Jak podaje DGP, w Sądzie Okręgowym w Warszawie został już złożony pozew 45 przedstawicieli branży turystycznej, kolejny - 15 właścicieli m.in. klubów nocnych i dyskotek będzie złożony w tym tygodniu.
- W pozwie nie mówimy o kwocie roszczeń, tylko przesądzeniu o odpowiedzialności Skarbu Państwa. Prosimy Sąd Okręgowy, by przyjrzał się zarówno działaniom władzy, czyli wprowadzanym rozporządzeniami ograniczeniom, jak i zaniechaniom – mówi Dziennikowi mec. Agata Plichta - Trzonkowska z kancelarii Dubois i Wspólnicy
Do sądowej walki szykują się też hotelarze. Jak podaje DGP, w tym tygodniu zostaną wysłane do wojewodów, z wiadomością do premiera, wezwania do zapłaty odszkodowania za szkody i utracone korzyści.
Jeśli nie nastąpi wypłata pieniędzy w ciągu 7 dni, będą złożone pozwy. Gotowych jest na to - wg dziennika - ponad 20 przedsiębiorców.
- Firmy domagają się średnio 400–500 tys. zł, co daje w sumie kwotę ok. 10 mln zł – wskazała Anna Coban z kancelarii Coban Legal.

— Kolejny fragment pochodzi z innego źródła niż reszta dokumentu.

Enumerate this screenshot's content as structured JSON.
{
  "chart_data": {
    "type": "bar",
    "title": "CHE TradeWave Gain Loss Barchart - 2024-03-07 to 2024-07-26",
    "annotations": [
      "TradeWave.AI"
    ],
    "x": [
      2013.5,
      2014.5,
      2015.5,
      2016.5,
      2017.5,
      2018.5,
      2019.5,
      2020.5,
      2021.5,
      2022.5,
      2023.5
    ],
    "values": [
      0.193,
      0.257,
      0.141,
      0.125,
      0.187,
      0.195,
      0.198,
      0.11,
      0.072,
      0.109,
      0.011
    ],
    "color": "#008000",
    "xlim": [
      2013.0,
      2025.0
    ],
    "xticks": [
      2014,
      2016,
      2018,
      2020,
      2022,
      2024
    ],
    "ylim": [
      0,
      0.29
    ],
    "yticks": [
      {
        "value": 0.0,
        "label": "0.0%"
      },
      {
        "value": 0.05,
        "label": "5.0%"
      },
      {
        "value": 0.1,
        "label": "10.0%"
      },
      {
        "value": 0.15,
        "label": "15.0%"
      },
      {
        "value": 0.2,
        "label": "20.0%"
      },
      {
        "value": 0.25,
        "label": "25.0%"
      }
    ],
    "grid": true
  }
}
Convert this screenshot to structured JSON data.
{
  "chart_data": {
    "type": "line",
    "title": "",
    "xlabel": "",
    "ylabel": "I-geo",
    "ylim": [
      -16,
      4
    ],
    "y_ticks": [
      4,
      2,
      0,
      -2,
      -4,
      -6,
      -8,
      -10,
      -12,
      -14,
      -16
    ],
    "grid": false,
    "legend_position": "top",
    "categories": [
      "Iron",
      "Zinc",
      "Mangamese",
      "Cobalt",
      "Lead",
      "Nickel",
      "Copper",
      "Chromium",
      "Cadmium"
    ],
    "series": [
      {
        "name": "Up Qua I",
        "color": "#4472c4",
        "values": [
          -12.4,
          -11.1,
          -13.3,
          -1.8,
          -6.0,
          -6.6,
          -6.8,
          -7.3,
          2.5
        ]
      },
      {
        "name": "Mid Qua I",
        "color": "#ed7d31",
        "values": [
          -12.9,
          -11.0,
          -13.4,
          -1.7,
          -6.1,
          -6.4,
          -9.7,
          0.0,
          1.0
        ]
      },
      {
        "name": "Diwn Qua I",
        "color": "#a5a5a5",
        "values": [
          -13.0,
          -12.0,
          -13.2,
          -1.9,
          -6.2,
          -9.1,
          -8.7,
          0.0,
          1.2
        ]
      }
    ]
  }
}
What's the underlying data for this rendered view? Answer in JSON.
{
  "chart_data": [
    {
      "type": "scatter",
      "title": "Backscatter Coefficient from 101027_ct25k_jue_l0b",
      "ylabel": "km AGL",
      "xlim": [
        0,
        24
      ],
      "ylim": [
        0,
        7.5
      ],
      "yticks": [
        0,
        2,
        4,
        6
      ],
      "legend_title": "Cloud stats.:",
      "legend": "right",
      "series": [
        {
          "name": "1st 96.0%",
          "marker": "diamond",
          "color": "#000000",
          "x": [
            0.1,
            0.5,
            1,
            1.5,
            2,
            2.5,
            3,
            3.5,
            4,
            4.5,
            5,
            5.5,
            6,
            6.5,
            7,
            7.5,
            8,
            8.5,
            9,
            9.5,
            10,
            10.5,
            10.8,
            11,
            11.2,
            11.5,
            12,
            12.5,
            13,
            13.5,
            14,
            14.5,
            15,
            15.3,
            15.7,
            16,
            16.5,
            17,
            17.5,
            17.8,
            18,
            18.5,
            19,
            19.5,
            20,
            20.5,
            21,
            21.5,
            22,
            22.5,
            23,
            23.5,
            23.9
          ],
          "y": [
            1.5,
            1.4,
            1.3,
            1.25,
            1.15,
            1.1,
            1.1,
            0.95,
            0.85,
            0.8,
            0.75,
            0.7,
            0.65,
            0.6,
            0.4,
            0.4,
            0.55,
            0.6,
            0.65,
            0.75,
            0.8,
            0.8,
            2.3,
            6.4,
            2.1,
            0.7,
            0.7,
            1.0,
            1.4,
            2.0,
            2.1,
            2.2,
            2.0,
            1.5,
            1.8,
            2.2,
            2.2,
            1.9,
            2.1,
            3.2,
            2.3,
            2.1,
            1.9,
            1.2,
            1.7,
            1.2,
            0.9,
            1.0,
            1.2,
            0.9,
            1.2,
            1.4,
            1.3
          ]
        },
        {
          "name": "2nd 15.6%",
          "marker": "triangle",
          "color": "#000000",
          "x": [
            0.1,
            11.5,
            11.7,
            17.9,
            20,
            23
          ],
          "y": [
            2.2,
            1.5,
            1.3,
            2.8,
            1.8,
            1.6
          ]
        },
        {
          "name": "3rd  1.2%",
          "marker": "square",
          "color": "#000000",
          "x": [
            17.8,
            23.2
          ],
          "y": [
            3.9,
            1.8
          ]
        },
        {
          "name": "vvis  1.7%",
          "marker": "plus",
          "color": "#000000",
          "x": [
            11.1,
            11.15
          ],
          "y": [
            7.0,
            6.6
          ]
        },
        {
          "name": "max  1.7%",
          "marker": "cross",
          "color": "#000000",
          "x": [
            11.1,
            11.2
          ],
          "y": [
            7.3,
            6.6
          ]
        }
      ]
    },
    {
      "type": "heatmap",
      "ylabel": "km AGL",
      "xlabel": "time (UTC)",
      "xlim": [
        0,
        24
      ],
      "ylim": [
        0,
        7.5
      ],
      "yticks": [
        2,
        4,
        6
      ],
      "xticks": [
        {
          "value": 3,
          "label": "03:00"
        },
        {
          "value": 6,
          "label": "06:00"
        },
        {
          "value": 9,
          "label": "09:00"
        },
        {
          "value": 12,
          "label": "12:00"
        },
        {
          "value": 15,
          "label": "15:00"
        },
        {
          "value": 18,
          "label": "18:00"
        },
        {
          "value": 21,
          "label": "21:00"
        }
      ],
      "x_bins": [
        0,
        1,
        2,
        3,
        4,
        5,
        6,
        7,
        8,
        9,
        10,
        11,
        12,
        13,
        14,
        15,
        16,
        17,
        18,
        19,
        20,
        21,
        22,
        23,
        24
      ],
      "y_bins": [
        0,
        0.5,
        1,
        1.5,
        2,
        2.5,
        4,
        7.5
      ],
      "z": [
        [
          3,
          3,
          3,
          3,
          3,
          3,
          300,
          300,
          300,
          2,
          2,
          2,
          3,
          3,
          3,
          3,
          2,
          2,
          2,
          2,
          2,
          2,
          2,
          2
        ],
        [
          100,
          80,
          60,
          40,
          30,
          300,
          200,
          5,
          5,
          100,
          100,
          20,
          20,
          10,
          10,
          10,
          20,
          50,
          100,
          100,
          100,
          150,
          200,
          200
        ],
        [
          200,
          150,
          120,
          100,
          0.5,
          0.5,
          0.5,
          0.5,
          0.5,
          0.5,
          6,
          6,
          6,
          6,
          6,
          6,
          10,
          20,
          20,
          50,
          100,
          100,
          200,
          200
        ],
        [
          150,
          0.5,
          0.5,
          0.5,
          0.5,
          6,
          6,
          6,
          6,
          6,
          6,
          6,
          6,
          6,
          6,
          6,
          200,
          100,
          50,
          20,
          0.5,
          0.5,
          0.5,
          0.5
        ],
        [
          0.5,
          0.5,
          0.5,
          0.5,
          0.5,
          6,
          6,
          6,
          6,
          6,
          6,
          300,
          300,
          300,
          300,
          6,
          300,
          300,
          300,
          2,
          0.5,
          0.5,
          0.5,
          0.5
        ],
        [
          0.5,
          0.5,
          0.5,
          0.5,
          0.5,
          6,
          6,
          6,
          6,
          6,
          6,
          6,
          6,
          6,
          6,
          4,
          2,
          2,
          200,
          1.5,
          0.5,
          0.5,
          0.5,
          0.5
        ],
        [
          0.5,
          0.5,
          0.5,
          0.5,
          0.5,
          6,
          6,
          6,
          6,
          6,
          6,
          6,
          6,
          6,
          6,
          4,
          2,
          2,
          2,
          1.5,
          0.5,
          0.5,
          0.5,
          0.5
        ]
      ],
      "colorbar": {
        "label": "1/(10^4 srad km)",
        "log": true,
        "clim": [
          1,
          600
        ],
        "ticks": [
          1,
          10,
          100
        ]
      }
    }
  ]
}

Pozew przeciwko Skarbowi Państwa złożyli też właściciele sieci siłowni. Roszczenie dotyczy straty majątkowej i utraconych korzyści. Łącznie niespełna 460 tys. zł.
Wejście na drogę sądową rozważają też właściciele centrów handlowych.
Jak pisze "DGP", w Polskiej Radzie Centrów Handlowych w przyszłym tygodniu jest zaplanowane spotkanie w tej sprawie. Pozwy szykuje również branża transportowa.
Z pozwem nie zamierza za to występować prezes sieci restauracji Sfinks Sylwester Cacek.
- Na pozwach zarobią głównie prawnicy. Pytanie, ilu przedsiębiorców szczęśliwców doczeka wyroku? - stwierdził.